This is actually the intended way of using git. Pick any random mailing list of the lore [1] and select a thread that has [PATCH] in the name to see this in action.
I just grabbed a random patchset off of the git mailing list and linked it below [2] to demonstrate this.
You'll notice that on top of the overall patchset (equivalent to a PR) having a detailed description (in the coverletter, i.e. PATCH 00/xx), each commit has a descriptive name, message detailing what the changes within do, and signoffs by everyone who contributed to it.
Then as each reviewer comes in, they review each individual patch (i.e. commit) separately, replying to the message for that patch. And any high level concerns can be in reply to the coverletter (addressing the entire patchset).

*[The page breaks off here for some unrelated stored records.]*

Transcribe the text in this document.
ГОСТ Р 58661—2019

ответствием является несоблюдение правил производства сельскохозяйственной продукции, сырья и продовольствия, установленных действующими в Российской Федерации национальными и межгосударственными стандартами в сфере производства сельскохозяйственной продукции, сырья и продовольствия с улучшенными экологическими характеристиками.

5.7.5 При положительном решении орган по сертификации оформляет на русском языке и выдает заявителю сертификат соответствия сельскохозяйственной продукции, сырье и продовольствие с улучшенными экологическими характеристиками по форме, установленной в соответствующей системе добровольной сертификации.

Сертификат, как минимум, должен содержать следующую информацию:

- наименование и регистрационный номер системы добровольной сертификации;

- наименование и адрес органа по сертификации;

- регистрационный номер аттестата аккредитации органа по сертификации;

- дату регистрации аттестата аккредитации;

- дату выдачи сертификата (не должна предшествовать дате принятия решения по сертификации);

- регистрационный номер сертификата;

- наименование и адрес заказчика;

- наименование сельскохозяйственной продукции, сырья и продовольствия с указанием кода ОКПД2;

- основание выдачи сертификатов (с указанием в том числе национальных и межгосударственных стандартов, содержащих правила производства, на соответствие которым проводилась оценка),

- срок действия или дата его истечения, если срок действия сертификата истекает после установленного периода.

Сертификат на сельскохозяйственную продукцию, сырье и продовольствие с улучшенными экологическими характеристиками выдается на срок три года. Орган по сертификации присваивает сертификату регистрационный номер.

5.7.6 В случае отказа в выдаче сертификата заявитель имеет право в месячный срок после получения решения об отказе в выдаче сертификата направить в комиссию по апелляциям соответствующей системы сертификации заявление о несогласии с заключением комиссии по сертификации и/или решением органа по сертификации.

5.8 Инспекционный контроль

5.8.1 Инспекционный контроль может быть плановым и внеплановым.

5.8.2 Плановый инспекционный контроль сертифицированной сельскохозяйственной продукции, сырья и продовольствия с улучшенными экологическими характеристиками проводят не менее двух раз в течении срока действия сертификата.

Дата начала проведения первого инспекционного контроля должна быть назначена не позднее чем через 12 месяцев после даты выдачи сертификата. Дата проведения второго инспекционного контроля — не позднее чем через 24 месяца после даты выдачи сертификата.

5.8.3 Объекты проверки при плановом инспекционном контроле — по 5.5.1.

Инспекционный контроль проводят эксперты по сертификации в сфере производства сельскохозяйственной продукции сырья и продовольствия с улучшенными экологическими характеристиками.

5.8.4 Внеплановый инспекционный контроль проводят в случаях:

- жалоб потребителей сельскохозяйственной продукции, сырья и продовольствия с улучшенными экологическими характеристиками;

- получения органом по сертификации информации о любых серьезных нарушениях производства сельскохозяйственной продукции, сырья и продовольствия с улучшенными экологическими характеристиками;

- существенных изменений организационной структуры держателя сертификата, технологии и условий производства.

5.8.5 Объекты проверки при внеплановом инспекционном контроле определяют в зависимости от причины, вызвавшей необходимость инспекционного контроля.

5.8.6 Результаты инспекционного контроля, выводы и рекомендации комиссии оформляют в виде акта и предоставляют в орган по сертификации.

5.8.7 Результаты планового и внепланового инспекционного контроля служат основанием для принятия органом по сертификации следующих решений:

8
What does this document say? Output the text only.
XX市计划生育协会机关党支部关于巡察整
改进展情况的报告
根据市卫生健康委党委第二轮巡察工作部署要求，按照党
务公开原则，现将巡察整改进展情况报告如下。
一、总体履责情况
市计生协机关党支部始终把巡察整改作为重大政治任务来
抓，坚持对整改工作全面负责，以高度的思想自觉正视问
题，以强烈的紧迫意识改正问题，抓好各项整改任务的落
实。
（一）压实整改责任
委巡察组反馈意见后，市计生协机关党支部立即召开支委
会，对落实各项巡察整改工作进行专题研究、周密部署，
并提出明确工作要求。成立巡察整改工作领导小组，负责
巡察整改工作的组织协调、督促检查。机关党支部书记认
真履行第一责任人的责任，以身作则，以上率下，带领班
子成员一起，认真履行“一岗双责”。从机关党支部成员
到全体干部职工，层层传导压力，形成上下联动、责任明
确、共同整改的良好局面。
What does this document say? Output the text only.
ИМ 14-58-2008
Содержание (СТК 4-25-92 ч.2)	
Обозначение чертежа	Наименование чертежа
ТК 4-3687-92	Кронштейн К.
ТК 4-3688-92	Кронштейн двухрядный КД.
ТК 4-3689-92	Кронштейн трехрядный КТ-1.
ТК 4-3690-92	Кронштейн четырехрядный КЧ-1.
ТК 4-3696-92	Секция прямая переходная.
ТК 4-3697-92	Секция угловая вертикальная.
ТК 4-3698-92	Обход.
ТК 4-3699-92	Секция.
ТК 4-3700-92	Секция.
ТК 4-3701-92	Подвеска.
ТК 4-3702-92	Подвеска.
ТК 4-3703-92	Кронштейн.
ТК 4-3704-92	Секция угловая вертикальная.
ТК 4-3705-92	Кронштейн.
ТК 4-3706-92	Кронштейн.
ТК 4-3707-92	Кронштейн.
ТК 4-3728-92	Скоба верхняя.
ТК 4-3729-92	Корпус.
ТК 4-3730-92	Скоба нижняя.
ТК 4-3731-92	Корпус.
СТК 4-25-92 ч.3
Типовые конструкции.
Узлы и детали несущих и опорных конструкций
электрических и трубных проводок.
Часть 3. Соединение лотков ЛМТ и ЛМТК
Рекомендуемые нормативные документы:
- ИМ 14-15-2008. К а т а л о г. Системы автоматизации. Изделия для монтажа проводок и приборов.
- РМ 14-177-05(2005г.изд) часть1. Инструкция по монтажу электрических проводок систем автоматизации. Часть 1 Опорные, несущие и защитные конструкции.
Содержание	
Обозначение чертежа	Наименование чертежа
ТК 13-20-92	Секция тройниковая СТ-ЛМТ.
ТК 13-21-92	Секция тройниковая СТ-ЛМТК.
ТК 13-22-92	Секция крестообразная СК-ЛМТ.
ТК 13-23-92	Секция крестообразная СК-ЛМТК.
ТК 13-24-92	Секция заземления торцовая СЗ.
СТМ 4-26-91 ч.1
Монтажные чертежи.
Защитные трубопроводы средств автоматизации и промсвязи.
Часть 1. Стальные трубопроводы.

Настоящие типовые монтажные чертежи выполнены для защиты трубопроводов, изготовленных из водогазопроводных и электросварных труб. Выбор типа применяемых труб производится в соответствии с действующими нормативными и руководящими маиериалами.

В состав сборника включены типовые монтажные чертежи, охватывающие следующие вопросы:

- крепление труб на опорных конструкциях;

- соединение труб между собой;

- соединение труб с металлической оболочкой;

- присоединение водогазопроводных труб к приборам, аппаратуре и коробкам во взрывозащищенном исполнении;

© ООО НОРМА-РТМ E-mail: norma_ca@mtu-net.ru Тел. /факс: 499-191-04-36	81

As the contributor responds to comments and makes the requested changes, those changes get made per patch/commit via rebasing rather than just added on top. And when they are finished making the revisions, a new v2 patchset is released in reply to the cover letter of the first patchset, now also containing a diff per commit/patch against the previous revision.
Then the cycle repeats until everyone is happy. At that point the maintainer will merge the changes into their incubation branch (the git devs call theirs `next`) and after some time has passed, they merge it into master/main and it becomes established history.
The worst part of the whole workflow is that it uses email but other than that it is a far preferable reviewing experience to using github's stock pull request workflow.